Wednesday, January 10, 2024

En Marcha on inflation and wages in Latin America and the anti-crime Phoenix Plan in Ecuador

Originally posted at:  www.pcmle.org/EM/spip.php?article12900 and www.pcmle.org/EM/spip.php?article12907




En Marcha #2078, January 10-16, 2024

Central Organ of the Marxist-Leninist Communist Party of Ecuador 

Latin America: Wages Lose Purchasing Power  


In 2023, the Latin American economy faced high interest rates and rising inflation, leading to a loss of purchasing power for workers in the region. In the first half of 2023, the average real wage for the region's 11 economies increased by 0.4% while inflation ended at 3.8%.  

In 2023, the [monthly] salary in Mexico was the equivalent of $440; Dominican Republic, $245; Colombia, $335; Uruguay, $570; Brazil, $291; Ecuador, $450; Costa Rica $687; Chile $521. For 2024, salary increases in those countries were announced in the following percentages: Mexico would be 15%, Dominican Republic with an increase of 19%, Colombia 12%, Uruguay 5.5%, Brazil 6.97%; Costa Rica, 1.83%; Chile aims to reach $567 by September 2024 and Ecuador a little more than 2%.  

Wage increases for the population with formal employment in the region were less than 1%, since there are countries such as Peru, Venezuela, Argentina, Nicaragua where wage variations were very low; To this we must add that only 50% of the population has this type of employment; we can conclude that the majority of the Latin American population does not have salaries that can cover their minimum conditions of production and reproduction of their labor power.  
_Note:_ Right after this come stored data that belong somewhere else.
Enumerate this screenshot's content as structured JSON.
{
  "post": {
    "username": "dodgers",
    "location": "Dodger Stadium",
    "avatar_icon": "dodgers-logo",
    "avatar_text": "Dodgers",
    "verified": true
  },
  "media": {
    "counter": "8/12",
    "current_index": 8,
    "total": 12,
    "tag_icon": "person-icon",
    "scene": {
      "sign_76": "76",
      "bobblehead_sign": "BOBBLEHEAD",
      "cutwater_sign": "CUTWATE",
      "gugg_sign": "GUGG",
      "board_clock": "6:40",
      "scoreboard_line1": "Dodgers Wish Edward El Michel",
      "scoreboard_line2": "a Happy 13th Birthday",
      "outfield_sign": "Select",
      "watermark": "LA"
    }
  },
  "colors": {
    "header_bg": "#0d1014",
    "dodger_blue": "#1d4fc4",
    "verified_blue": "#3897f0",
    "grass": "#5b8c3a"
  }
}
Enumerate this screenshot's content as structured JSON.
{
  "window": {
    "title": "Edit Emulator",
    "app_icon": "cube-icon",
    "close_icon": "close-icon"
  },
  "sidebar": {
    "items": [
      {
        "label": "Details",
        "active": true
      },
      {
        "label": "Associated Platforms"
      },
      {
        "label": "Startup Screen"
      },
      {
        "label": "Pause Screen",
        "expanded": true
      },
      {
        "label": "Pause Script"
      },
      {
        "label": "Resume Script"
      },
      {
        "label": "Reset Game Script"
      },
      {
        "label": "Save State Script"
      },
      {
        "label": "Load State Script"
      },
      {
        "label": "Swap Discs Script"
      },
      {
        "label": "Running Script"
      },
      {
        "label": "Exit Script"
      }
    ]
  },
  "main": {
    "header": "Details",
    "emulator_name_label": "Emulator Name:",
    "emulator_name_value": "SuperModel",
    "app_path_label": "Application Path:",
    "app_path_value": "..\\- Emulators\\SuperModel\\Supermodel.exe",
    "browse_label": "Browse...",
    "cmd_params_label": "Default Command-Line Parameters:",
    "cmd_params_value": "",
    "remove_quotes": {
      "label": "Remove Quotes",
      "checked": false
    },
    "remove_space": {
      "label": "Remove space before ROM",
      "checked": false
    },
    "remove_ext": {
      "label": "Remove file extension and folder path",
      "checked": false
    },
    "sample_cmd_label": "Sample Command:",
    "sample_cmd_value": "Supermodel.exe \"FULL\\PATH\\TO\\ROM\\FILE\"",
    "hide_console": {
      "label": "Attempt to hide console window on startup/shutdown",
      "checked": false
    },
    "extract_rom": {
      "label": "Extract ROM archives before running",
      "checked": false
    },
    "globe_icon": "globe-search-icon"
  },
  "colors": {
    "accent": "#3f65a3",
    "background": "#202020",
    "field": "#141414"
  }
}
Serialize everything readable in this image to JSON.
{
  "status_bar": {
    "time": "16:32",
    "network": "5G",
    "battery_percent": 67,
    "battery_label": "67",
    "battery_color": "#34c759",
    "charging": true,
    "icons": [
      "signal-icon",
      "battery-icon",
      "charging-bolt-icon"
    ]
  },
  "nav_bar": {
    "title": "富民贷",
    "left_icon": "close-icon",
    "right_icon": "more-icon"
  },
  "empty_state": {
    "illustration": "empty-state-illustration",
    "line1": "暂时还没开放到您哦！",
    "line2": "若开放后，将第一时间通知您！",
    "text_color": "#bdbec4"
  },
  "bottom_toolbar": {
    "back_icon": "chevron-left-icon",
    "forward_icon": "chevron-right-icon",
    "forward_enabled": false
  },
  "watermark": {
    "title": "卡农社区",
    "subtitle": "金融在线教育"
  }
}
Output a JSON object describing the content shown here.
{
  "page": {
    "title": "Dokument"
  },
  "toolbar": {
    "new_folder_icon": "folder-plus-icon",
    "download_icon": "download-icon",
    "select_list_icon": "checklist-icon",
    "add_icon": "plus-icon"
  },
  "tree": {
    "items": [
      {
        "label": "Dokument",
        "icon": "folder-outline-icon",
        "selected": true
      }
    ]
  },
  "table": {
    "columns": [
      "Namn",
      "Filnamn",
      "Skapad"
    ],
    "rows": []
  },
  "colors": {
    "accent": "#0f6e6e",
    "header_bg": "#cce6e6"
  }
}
In Latin America, informal employment is a feature of the dependent and backward development of our capitalist societies. The productive apparatuses of our countries increase informal work, which creates a counterweight to access a substantial minimum wage and become justifications for labor flexibility and precariousness. It shows that the rights to vacations, earnings, social security, unionization, overtime and supplementary hours, collective bargaining, are perks of a group that has stable work.  The most exemplary case is in Ecuador, a country in which its government justifies precarious forms of hiring under the argument of youth work or the violet economy [jobs for women].  

 

 


The Phoenix Plan: Only a Demagogic Offer 


President Daniel Noboa gave the name "Phoenix" to his electoral proposal on security, more out of demagoguery than because it was a real response to crime, since, in practice, it has been nothing short of useless.  

Right now, the escape of Adolfo Macías, alias "Fito" and 20 people deprived of liberty, from the Litoral penitentiary is well-known. In response to this, the police chiefs state that "they cannot affirm or deny" whether they are inside; the riots in prisons such as Turi, El Inca and Cotopaxi, demolish the supposed control of the Executive, and reveal the complicity of police and military elements in the escape.  

The existence of such a plan has been questioned, because, now that Noboa has been sworn in as president of the Republic [November 23, 2023:  en.wikipedia.org/wiki/Daniel_Noboa ], extortion and murders have continued: on January 1 and 2 there were 50 murders, 25 each day, exceeding the average of 21 murders per day in 2023.  

The Phoenix Plan, and any other, in order to be successfully executed, requires economic resources that allow for the training of new police officers and providing them with equipment; the so-called security bloc (made up of elite police and army corps), for example, is activated with its own resources, without additional budgetary allocations.  

Ecuador ranks as the fourth most unsafe country in the region, with 46 violent deaths per 100,000 inhabitants during the year 2023. Faced with such a reality, the neoliberal government, representative of the big bourgeoisie, says that it will build two mega prisons like those of El Salvador, one in Santa Elena and the other in Puyo, that is, it will continue with the policy of the "iron fist", which, during the two years of Guillermo Lasso's government, did not work, despite countless states of exception.  

The country needs to combat insecurity with the creation of jobs; strengthening of the areas of: education, health, social housing; admission to universities, job stability, payment to municipalities and prefectures for public works, so the national government must deliver the corresponding budget.